Energy and politics make interesting bedfellows. When the domestic economy is running relatively smoothly and employment figures are at an acceptable level, the price of energy is overlooked. As a result it often ends up on the back burner of political discourse.
In tough times, however, energy policy and the price at the pumps become part of the national debate.
In the United States, attaining energy independence from unfriendly foreign sources is a key goal, said President Barack Obama in March 2012: "We can't have an energy strategy for the last century that traps us in the past. We need an energy strategy for the future--an all-of-the-above strategy for the 21st century that develops every source of American-made energy."
And yet, sources such as the International Energy Agency, say the U.S. is on track to become the world's largest oil producer by 2020 and energy independent 10 years later. But the way to independence is not without controversy.
Take fracking away, Dan Kish, senior vice president of policy for the Institute for Energy Research is reported as saying, "the oil and gas production drops. They [policymakers] also always seek to drive up the costs of activities so as to make them uneconomic, and there is no shortage of levers they use for that. Since the myth of energy scarcity is their justification for federal programs ... this doesn't fit the agenda. They will fight it by trying to scare people."
In Canada, the policy debate has less to do with energy independence and more to do with foreign ownership and how best to distribute the natural resources it already has elsewhere--realizing that the U.S is its largest trading partner. Canada's policies reflect, perhaps, a broader global perspective.
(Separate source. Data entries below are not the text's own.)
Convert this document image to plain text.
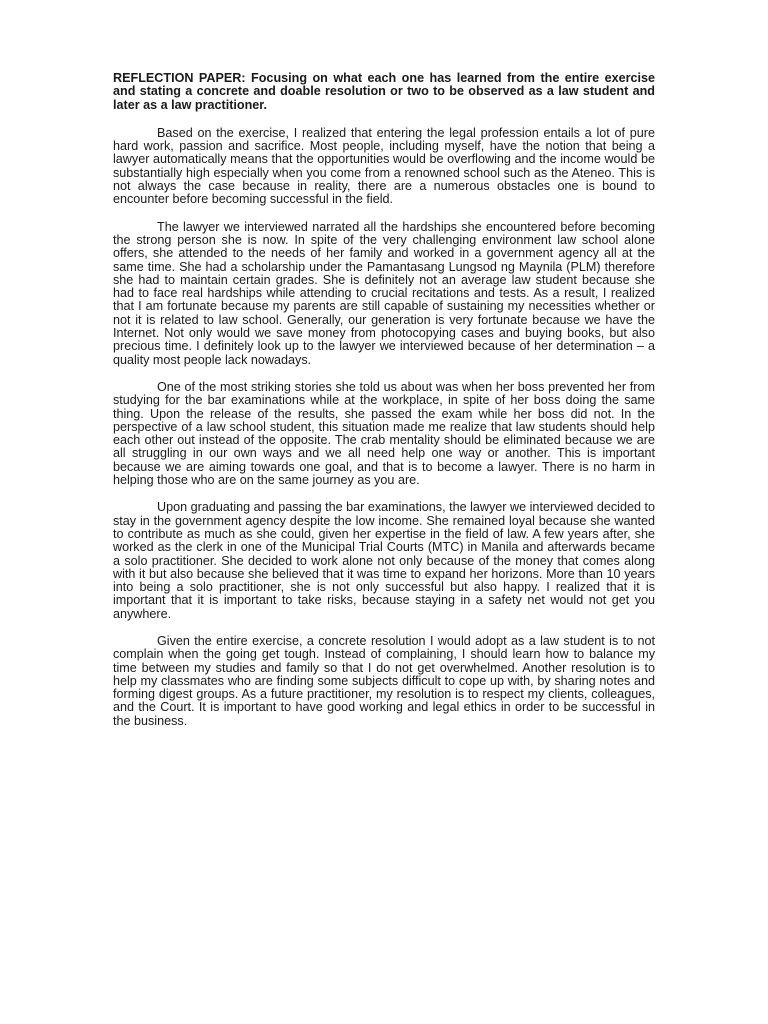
REFLECTION PAPER: Focusing on what each one has learned from the entire exercise and stating a concrete and doable resolution or two to be observed as a law student and later as a law practitioner.

Based on the exercise, I realized that entering the legal profession entails a lot of pure hard work, passion and sacrifice. Most people, including myself, have the notion that being a lawyer automatically means that the opportunities would be overflowing and the income would be substantially high especially when you come from a renowned school such as the Ateneo. This is not always the case because in reality, there are a numerous obstacles one is bound to encounter before becoming successful in the field.

The lawyer we interviewed narrated all the hardships she encountered before becoming the strong person she is now. In spite of the very challenging environment law school alone offers, she attended to the needs of her family and worked in a government agency all at the same time. She had a scholarship under the Pamantasang Lungsod ng Maynila (PLM) therefore she had to maintain certain grades. She is definitely not an average law student because she had to face real hardships while attending to crucial recitations and tests. As a result, I realized that I am fortunate because my parents are still capable of sustaining my necessities whether or not it is related to law school. Generally, our generation is very fortunate because we have the Internet. Not only would we save money from photocopying cases and buying books, but also precious time. I definitely look up to the lawyer we interviewed because of her determination – a quality most people lack nowadays.

One of the most striking stories she told us about was when her boss prevented her from studying for the bar examinations while at the workplace, in spite of her boss doing the same thing. Upon the release of the results, she passed the exam while her boss did not. In the perspective of a law school student, this situation made me realize that law students should help each other out instead of the opposite. The crab mentality should be eliminated because we are all struggling in our own ways and we all need help one way or another. This is important because we are aiming towards one goal, and that is to become a lawyer. There is no harm in helping those who are on the same journey as you are.

Upon graduating and passing the bar examinations, the lawyer we interviewed decided to stay in the government agency despite the low income. She remained loyal because she wanted to contribute as much as she could, given her expertise in the field of law. A few years after, she worked as the clerk in one of the Municipal Trial Courts (MTC) in Manila and afterwards became a solo practitioner. She decided to work alone not only because of the money that comes along with it but also because she believed that it was time to expand her horizons. More than 10 years into being a solo practitioner, she is not only successful but also happy. I realized that it is important that it is important to take risks, because staying in a safety net would not get you anywhere.

Given the entire exercise, a concrete resolution I would adopt as a law student is to not complain when the going get tough. Instead of complaining, I should learn how to balance my time between my studies and family so that I do not get overwhelmed. Another resolution is to help my classmates who are finding some subjects difficult to cope up with, by sharing notes and forming digest groups. As a future practitioner, my resolution is to respect my clients, colleagues, and the Court. It is important to have good working and legal ethics in order to be successful in the business.
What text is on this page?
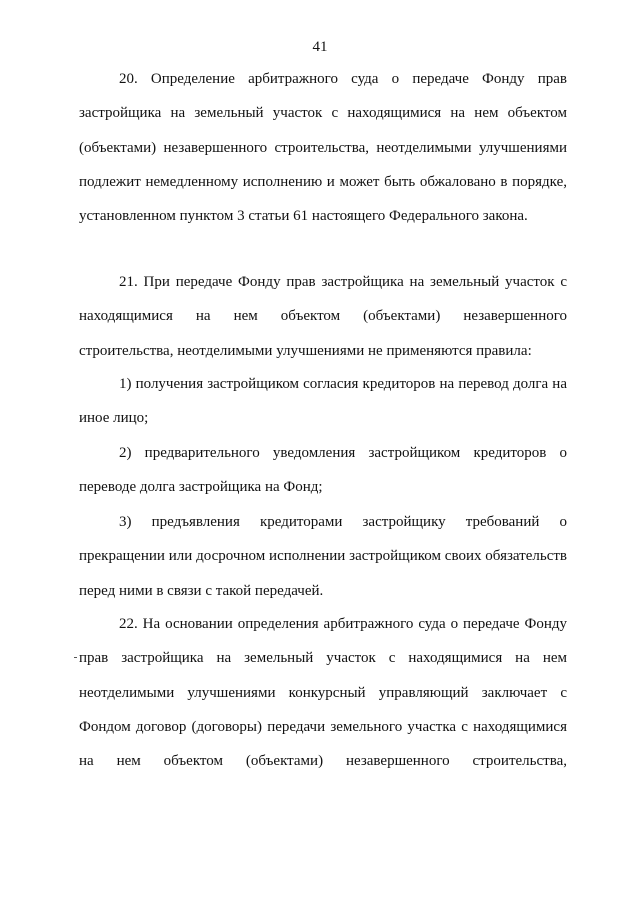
41

20. Определение арбитражного суда о передаче Фонду прав застройщика на земельный участок с находящимися на нем объектом (объектами) незавершенного строительства, неотделимыми улучшениями подлежит немедленному исполнению и может быть обжаловано в порядке, установленном пунктом 3 статьи 61 настоящего Федерального закона.

21. При передаче Фонду прав застройщика на земельный участок с находящимися на нем объектом (объектами) незавершенного строительства, неотделимыми улучшениями не применяются правила:

1) получения застройщиком согласия кредиторов на перевод долга на иное лицо;

2) предварительного уведомления застройщиком кредиторов о переводе долга застройщика на Фонд;

3) предъявления кредиторами застройщику требований о прекращении или досрочном исполнении застройщиком своих обязательств перед ними в связи с такой передачей.

22. На основании определения арбитражного суда о передаче Фонду прав застройщика на земельный участок с находящимися на нем неотделимыми улучшениями конкурсный управляющий заключает с Фондом договор (договоры) передачи земельного участка с находящимися на нем объектом (объектами) незавершенного строительства,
So how do the two nations view their energy policies and what factors temper the debate on either side of the border? Is there a common ground?
REGIONAL VS. REGION
In the U.S., policy has evolved over the last four decades. "Energy policy and politics, for many years, was a regional issue in the U.S., in terms of roll call voting in the House of Representatives and the Senate," says Robert Stavins, Albert Pratt professor of Business and Government at the Harvard Kennedy School of Government, who further notes that the regional voting pattern of lawmakers goes as far back as the 1960s and continued up to the late 1990s. "Those regional lines were sometimes coal states versus non-coal states or urban versus rural," he says.